Korkak Düşüncelerim
Bildiklerim kadar susuyorum, bilmediklerim kadar ise konuşuyorum sana. Mutlu fakat bir o kadarda karamsarım. Beynimin dört bir yanını saran ölü düşünceler mutluluğumun mutluluğunu mutsuzlaştırıyor. Eskisi gibi değil eskiyen eskimiş eskiler. Sanki bir yeni var, eskimek için var olan.
Çoğu kez susar içimdekilere kulak veririm. Duyduklarım duyacaklarımın duyurucusu olmakla yetiniyor sadece. İç’remin en derinine uzanamıyorum bir türlü. Ya kafam karışıyor ya da korkaklığıma yenik düşüyorum. Anlayamadığım bir ben’le daha yüzleşiyorum. Bu sefer hiç rahat değilim aksine çekingen bir o kadarda korkağım. Birşeyler anladığımı zannediyorum hep, sonuç boş bakmak oluyor.

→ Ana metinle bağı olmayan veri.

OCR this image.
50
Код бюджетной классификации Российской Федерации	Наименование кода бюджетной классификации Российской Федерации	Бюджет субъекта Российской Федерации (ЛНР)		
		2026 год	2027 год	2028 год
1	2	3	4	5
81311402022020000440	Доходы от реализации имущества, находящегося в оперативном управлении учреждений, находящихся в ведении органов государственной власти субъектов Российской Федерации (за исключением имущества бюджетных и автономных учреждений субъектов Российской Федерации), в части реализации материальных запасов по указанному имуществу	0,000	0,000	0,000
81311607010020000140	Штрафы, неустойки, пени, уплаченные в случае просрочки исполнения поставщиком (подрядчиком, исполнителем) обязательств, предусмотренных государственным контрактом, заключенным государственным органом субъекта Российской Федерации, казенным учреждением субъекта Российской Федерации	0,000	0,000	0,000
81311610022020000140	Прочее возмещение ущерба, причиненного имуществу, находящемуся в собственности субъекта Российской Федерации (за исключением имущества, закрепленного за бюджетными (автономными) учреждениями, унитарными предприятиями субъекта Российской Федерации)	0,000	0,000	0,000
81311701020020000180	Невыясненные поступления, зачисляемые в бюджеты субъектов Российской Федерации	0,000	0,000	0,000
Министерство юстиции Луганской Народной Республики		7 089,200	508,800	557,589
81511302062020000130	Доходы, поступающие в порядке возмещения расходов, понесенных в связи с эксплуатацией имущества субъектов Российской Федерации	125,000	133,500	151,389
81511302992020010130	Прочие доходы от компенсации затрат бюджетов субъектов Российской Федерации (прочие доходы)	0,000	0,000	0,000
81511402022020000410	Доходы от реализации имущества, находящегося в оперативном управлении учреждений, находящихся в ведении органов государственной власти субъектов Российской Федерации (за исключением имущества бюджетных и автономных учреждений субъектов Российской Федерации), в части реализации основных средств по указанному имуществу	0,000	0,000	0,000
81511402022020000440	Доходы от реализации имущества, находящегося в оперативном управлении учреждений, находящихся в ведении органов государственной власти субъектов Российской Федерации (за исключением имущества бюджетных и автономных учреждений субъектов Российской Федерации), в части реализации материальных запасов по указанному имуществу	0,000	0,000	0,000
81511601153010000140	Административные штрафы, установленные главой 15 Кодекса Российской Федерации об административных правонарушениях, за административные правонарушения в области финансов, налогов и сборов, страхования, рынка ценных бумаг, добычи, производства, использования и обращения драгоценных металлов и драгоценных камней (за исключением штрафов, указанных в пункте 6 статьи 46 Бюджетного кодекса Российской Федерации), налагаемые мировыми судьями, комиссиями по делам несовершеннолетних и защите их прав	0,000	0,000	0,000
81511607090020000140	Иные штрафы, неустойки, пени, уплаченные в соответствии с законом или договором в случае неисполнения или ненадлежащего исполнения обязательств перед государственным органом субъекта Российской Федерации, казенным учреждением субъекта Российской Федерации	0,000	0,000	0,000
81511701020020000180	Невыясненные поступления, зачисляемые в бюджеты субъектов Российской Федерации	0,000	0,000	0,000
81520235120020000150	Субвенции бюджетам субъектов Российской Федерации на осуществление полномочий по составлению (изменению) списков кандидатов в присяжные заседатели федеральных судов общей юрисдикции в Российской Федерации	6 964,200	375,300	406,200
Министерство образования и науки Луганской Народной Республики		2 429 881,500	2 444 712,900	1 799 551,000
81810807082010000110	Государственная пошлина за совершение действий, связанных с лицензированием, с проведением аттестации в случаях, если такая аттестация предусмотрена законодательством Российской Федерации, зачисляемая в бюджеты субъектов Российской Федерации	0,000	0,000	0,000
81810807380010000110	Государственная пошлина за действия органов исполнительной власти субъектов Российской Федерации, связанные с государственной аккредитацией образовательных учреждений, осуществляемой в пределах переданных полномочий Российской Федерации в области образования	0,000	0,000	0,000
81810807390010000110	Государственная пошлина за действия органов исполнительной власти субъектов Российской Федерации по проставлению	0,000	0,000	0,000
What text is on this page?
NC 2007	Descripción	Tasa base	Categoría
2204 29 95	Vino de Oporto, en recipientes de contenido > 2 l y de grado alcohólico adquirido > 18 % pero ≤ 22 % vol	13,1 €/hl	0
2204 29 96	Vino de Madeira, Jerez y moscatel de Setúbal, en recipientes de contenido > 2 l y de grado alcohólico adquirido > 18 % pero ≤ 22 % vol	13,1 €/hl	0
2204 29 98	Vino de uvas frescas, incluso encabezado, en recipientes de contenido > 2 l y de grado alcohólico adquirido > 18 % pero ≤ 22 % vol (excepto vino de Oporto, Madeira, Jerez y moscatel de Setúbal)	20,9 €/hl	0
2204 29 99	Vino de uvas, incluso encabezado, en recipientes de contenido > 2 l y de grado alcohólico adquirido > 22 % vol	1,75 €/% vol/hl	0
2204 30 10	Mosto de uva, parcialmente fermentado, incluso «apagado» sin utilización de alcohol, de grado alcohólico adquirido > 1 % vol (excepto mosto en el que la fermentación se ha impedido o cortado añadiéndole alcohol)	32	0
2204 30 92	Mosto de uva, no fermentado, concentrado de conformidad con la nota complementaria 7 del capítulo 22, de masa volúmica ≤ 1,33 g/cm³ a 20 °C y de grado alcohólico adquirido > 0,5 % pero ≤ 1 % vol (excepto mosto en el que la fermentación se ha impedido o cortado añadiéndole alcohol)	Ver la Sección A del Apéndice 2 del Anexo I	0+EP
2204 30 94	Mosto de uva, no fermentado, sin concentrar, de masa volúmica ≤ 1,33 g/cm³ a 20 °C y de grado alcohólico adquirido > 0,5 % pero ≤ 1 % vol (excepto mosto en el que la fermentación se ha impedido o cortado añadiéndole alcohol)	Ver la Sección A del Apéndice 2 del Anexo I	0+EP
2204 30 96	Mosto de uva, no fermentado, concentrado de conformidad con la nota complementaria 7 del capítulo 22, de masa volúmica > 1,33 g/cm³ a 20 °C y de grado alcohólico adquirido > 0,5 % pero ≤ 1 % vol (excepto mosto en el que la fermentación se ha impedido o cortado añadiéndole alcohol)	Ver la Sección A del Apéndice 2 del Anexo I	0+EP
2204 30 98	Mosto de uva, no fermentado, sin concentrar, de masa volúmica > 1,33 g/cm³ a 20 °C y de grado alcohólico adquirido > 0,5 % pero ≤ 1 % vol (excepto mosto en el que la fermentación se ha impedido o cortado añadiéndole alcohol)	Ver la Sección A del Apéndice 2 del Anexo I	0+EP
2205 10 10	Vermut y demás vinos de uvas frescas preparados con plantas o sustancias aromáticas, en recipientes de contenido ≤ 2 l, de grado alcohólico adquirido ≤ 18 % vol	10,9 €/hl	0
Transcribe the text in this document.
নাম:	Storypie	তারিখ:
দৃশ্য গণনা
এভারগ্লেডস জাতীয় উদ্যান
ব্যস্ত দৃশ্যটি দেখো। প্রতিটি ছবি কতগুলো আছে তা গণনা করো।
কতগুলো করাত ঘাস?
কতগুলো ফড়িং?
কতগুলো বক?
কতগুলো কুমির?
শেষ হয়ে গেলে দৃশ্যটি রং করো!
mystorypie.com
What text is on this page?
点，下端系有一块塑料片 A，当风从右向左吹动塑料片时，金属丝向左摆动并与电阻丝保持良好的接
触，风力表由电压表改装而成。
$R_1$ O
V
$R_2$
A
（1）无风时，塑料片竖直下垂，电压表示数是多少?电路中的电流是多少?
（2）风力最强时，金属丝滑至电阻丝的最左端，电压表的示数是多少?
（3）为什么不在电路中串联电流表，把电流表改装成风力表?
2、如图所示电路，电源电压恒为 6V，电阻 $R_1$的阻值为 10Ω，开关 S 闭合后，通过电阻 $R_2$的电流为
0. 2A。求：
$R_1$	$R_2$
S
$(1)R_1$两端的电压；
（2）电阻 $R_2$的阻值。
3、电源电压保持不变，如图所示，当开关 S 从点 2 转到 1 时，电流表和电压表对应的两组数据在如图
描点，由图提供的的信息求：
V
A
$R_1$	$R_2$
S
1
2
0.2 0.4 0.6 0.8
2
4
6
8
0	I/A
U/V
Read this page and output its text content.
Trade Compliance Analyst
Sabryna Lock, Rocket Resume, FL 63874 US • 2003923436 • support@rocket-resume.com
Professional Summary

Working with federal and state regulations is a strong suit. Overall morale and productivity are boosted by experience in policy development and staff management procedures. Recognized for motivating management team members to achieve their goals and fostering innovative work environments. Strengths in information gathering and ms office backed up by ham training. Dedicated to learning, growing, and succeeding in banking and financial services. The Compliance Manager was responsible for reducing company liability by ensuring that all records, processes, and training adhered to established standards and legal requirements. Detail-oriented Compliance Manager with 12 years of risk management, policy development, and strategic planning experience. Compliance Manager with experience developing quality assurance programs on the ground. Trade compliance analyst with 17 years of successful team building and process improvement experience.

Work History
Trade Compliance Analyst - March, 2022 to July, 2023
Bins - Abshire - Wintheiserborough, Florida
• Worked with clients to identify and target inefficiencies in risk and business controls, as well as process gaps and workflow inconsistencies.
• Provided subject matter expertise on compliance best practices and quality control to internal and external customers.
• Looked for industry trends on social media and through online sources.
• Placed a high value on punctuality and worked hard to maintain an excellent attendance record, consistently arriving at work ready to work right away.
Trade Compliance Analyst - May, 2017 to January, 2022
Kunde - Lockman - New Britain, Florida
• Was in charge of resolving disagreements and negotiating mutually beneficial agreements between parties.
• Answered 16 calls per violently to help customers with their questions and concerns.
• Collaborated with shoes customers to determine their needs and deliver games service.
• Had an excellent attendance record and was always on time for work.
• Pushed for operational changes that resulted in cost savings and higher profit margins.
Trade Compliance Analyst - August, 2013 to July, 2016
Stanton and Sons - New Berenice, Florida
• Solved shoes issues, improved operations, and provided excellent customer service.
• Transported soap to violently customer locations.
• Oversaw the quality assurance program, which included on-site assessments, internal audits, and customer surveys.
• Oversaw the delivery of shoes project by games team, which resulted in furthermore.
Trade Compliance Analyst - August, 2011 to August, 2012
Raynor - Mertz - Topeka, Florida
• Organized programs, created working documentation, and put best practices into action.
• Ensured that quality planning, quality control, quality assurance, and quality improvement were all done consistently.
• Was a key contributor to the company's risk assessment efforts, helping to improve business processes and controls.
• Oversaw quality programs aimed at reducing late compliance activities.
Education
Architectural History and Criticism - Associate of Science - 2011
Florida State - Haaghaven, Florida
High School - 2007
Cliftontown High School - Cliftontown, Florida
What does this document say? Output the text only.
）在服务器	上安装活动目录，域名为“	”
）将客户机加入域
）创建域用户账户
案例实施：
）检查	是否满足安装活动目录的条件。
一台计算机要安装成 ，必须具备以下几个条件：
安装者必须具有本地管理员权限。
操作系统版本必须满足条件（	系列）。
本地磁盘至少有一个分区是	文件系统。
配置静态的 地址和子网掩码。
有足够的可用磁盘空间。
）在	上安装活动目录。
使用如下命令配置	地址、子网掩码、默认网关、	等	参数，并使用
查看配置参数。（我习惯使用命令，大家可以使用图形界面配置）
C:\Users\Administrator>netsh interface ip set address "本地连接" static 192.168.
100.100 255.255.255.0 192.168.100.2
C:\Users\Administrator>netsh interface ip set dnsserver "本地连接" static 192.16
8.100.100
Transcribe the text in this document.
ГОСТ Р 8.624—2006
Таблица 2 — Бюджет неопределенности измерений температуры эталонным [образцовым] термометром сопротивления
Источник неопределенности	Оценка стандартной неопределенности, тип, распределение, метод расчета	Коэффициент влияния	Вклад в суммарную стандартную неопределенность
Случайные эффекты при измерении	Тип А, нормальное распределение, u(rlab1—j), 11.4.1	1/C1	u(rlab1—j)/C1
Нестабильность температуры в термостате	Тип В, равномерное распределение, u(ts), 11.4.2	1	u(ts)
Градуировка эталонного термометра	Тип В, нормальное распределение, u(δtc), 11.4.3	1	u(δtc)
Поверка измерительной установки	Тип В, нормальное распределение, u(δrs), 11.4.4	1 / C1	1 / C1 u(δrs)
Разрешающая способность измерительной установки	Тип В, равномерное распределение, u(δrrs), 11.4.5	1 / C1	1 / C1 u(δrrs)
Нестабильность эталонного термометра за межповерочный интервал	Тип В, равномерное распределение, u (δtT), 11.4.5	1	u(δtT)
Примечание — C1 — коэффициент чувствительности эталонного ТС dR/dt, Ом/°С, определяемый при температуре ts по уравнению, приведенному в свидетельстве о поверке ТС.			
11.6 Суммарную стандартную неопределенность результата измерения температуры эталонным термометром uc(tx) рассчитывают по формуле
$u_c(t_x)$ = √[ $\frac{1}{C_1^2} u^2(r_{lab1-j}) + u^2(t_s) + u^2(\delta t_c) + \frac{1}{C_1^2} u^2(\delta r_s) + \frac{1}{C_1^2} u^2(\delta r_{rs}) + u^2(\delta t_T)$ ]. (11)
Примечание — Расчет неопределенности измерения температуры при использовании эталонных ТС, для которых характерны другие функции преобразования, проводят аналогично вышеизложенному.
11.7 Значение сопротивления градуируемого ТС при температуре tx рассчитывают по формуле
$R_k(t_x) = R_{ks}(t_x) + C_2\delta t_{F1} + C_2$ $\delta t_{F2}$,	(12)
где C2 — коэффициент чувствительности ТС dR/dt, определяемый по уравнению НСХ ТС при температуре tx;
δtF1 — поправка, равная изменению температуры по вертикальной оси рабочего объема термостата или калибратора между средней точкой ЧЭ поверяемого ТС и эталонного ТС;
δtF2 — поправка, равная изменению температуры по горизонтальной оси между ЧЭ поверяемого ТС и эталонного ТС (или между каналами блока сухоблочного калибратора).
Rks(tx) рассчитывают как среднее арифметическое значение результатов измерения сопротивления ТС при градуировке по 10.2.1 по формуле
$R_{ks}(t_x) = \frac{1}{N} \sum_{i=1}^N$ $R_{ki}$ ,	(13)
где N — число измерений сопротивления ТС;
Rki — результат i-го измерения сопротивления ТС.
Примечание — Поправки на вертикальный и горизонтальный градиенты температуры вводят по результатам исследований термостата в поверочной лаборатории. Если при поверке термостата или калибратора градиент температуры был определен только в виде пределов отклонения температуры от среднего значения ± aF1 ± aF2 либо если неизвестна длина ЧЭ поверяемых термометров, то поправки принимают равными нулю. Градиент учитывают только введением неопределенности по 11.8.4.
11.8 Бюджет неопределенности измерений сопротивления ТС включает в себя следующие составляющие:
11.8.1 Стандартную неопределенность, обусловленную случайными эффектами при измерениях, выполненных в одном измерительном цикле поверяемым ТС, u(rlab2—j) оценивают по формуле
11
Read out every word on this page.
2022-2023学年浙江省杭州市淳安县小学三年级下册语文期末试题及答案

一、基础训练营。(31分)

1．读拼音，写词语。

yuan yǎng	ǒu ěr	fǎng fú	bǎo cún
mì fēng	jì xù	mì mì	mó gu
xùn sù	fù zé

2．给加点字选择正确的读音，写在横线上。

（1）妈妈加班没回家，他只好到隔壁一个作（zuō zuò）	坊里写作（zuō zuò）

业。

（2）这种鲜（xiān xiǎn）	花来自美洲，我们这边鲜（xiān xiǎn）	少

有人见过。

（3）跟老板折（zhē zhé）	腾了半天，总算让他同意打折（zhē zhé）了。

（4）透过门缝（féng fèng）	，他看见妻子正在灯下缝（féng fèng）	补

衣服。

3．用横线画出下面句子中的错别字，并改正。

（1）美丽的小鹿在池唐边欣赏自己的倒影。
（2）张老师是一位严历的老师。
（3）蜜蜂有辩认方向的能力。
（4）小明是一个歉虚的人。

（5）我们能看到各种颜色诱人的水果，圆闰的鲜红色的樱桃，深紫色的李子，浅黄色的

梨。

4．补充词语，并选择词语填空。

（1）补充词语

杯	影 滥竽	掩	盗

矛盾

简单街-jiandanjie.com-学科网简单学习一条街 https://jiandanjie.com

Korkuyorum evet çok korkuyorum. İstek dışı bir duygu karmaşıklığı ve keşke düşüyor dudaklarımdan onlarca neticeyi değiştirmeyen bir keşke daha geçiyor iki dudağımın arasından. Binlerce sözcükle dans eden, şimdi tek bir sözcüğü binlerce kelimeyle anlatamayan ben ile karşı karşıyayım. En korktuğum zaman ise gece tavana bakıp mazinin inanılmaz fırtınasını düşünmek. Göz bebeklerimin büyüdüğünü vücudumun ise istemsizce titrediğini hissediyorum. Bu denli düşüncelerin korkusu korkaklığımdan geliyor. Gögüs kafesimin altında yatan, göz çukurumun dibinde olan sen’li anılarla gülümseyip korkaklığımı gizliyorum.
Heryer karanlık, herkes herkes ve herşey abes. Geceler boyu uyuyamayan, ışıktan rahatsızlık duyan düşünceleri düşünmek düşündürüyor beni. Çok korkuyorum düşüncelerimin dengesizliğini gördükçe. Ya yırtıp atmama yardım et, yada bırak yırtamadığım düşüncelerimle delireyim.
Düşündüklerimle korkaklığı aynı kefeye koymak benim değil senin suçun.